If you look back over the history of surfing and windsurfing, they share the commonality of having started life as long-boards, relative to the evolutionary path they ultimately followed. Whether it has been contemporary tongue-depressor Malibu surf boards or that of the ancient Hawaiian’s long planks, original surfboards were long and so too, original windsurfing boards.
Downsizing ultimately came about due to performance improvements of riders, who simply demanded high performing sticks to ride upon. Surfers wanted to shred rather turn gracefully and there was an ever growing rise of riders, happy to ride less than perfect shore-break, where the short board worked better. Young surfers were shredding and acrobatics became common place moves for high end riders.
Ultimately the surfing industry realized the errors of its ways in killing off an area of interest and origin and reverted back to offering up long boards and the nurturing of a new generation of young ‘Mal’ riders so as to fill in the gaps of the sports diversity and indeed originality.
So too this is how the sport of windsurfing went as the sport morphed from back yard to big business, from a mellow sailing sport to a high wind wave sport with all the trimmings. Of course if your kit could fit in the back of your VW Polo, then this was a bonus, being as you could dispense of using a roof rack and of course you had the added security of it being within the car. Today however, the VW Transporter is the wagon of choice so as you fit out racks internally and even throw in a mattress.

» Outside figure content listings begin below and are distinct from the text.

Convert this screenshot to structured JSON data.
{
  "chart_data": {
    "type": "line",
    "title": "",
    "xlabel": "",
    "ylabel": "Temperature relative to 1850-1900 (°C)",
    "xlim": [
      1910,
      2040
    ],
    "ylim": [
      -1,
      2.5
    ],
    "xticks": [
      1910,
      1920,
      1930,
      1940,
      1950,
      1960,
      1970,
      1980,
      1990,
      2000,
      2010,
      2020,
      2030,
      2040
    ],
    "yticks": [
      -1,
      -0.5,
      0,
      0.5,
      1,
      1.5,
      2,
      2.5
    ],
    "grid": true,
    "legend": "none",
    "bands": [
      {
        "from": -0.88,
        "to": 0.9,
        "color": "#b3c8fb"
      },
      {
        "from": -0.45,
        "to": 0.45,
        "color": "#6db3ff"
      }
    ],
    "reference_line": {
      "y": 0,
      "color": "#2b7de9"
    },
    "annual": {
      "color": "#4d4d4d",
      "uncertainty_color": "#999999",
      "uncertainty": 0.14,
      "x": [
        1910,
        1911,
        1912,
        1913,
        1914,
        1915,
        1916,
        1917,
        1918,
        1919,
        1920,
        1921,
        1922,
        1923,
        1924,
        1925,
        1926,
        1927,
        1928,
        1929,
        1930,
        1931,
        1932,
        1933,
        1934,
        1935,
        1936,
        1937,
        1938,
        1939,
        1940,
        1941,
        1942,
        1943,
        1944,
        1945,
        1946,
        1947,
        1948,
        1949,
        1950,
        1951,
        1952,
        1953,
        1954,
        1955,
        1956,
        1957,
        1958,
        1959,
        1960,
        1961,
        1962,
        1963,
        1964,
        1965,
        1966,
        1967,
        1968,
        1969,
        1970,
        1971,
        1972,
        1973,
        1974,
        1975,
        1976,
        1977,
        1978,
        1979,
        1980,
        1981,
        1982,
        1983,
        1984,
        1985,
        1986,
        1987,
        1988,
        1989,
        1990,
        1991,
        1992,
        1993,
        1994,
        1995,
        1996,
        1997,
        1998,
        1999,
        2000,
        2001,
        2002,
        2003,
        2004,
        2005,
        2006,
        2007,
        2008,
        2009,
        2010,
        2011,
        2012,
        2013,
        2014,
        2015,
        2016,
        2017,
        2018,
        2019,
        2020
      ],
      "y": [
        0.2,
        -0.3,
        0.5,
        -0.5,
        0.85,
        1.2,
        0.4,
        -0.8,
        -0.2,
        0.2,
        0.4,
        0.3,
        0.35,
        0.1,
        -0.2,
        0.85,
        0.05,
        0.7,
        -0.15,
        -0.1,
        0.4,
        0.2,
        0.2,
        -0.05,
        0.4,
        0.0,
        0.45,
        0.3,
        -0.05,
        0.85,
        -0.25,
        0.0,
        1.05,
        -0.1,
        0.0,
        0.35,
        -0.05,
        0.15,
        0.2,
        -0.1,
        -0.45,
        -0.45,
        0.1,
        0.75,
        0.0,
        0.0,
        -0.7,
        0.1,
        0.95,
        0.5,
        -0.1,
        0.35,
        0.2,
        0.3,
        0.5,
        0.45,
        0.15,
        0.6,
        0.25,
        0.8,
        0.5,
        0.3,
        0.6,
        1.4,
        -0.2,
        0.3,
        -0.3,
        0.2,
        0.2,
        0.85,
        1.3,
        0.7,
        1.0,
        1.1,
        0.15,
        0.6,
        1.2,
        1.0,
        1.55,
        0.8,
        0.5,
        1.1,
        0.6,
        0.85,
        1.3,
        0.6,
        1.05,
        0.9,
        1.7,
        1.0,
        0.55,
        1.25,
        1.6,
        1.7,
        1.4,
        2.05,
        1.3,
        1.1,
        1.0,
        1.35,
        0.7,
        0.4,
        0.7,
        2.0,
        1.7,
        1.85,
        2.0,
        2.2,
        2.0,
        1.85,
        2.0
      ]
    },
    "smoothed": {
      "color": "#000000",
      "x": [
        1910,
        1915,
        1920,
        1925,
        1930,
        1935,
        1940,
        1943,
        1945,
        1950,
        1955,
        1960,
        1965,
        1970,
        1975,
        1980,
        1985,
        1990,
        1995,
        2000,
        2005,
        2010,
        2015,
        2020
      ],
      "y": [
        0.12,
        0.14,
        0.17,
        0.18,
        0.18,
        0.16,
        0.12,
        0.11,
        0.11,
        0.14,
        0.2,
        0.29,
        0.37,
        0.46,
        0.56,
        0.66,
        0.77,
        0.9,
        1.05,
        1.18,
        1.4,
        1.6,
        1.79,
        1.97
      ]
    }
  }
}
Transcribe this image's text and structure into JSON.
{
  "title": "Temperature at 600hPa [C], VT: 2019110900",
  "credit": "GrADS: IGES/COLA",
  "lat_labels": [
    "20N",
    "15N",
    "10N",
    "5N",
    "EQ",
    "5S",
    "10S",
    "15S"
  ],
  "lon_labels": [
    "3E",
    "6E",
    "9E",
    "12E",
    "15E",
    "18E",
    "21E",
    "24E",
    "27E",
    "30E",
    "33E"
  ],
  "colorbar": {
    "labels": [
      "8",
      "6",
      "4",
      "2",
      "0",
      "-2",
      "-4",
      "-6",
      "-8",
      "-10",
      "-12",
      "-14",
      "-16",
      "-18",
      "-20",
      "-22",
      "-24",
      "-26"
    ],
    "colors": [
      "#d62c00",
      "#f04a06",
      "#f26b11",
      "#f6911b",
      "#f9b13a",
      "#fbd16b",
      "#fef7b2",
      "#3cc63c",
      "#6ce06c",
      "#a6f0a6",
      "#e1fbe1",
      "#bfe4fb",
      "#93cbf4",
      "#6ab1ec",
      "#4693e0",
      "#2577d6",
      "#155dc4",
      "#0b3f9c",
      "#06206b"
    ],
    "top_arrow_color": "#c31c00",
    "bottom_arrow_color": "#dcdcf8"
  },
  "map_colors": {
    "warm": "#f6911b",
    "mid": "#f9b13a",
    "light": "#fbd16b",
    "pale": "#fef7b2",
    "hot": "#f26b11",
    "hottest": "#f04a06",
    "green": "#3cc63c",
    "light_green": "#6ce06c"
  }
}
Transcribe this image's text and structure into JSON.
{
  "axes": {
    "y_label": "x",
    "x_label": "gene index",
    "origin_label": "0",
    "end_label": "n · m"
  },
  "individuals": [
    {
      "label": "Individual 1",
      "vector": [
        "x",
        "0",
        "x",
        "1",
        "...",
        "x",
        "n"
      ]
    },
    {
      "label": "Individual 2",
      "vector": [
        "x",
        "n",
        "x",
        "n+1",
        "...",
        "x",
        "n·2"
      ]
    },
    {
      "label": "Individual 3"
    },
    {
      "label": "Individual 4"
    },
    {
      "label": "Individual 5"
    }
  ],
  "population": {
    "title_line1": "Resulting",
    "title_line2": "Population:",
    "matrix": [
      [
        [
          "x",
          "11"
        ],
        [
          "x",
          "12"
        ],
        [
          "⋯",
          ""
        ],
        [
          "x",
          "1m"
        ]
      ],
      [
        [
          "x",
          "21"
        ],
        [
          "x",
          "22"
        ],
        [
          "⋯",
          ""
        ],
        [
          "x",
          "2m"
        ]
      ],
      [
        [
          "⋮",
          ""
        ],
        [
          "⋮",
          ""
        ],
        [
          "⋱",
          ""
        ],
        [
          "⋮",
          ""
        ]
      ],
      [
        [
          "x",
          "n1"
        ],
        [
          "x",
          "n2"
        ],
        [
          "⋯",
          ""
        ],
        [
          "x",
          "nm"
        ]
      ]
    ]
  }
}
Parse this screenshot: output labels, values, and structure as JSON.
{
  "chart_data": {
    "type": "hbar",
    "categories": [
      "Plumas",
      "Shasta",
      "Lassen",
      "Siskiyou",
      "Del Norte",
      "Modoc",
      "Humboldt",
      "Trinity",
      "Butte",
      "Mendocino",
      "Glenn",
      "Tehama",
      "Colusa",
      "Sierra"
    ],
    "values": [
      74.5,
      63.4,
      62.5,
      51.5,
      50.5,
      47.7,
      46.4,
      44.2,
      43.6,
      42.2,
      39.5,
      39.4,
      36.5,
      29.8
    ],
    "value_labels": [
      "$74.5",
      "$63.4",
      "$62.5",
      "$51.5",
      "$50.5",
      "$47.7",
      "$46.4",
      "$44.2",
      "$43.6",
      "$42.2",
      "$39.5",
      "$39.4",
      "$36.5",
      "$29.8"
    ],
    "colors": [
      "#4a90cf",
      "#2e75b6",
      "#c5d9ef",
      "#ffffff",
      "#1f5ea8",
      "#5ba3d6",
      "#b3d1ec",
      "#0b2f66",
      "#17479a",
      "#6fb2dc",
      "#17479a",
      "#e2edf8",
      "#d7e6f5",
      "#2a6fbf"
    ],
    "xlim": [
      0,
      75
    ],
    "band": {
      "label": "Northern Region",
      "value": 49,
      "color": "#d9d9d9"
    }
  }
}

Through all this high tech, high performance evolution, there has been a price to pay and it’s a significant one. The inescapable hydrodynamic truth remains, longer boards give you what short boards never will and it remains a great shame the sport and its riders, have become the ultimate losers in having rejected, or perhaps having being denied such designs.
Long boards offer a different type of sailing experience, notably that of distance sailing in relative comfort and to this end, windsurfing should not simply be about sailing within a small area intensely, when there’s so much water to explore and take advantage of.
The most iconic Mistral board for distance sailing, remains the Pan Am board, 14’ of pure sailing bliss and of around 230L. Robby Naish hailed it as being ‘magic to handle’ only lacking concave sections and chunkier rails to elevate it to another level of control on a broad reach. The Pan Am was essentially an enormous ‘Gun’ which featured forward of the mast, a rounded (displaced) hull section for reduced drag at low speeds to encourage early planing. It was a thing of beauty.
An old school long board of this nature provides a diverse range of performance, from cruising to flat out long-hauling over deep ocean waters, hooked in and blasting towards the horizon. Add a back pack, travel between islands and enjoy a huge range of wind strengths with a just a handful of sail choices. Mix with this the challenge but advantages of sliding mast track, multiple foot straps and centreboard, it commands attention and a close relationship that is wildly fulfilling and a genuine lifetime partner and investment.
Unlimited SUP boards also offer experiences and speed gains over distance which seem only to be recognized by a few devotees. For some unlimited riders, there is no other board to own or ride and while such craft are a big investment, they offer something that transcends the normality of performance. If a super short SUP surf board ridden well, offers unsurpassed levels of performance, so too it is with unlimited SUP boards regardless of all the road blocks offered up; too long to store or transport or too expensive.
We hear this all the time, but when you meet mountain bikers who spend €15,000 on a bike, you have to put cost and performance into some frame of reference and appreciate these iconoclastic design items represent the zenith of the sport at an entirely different end of the spectrum of appreciation.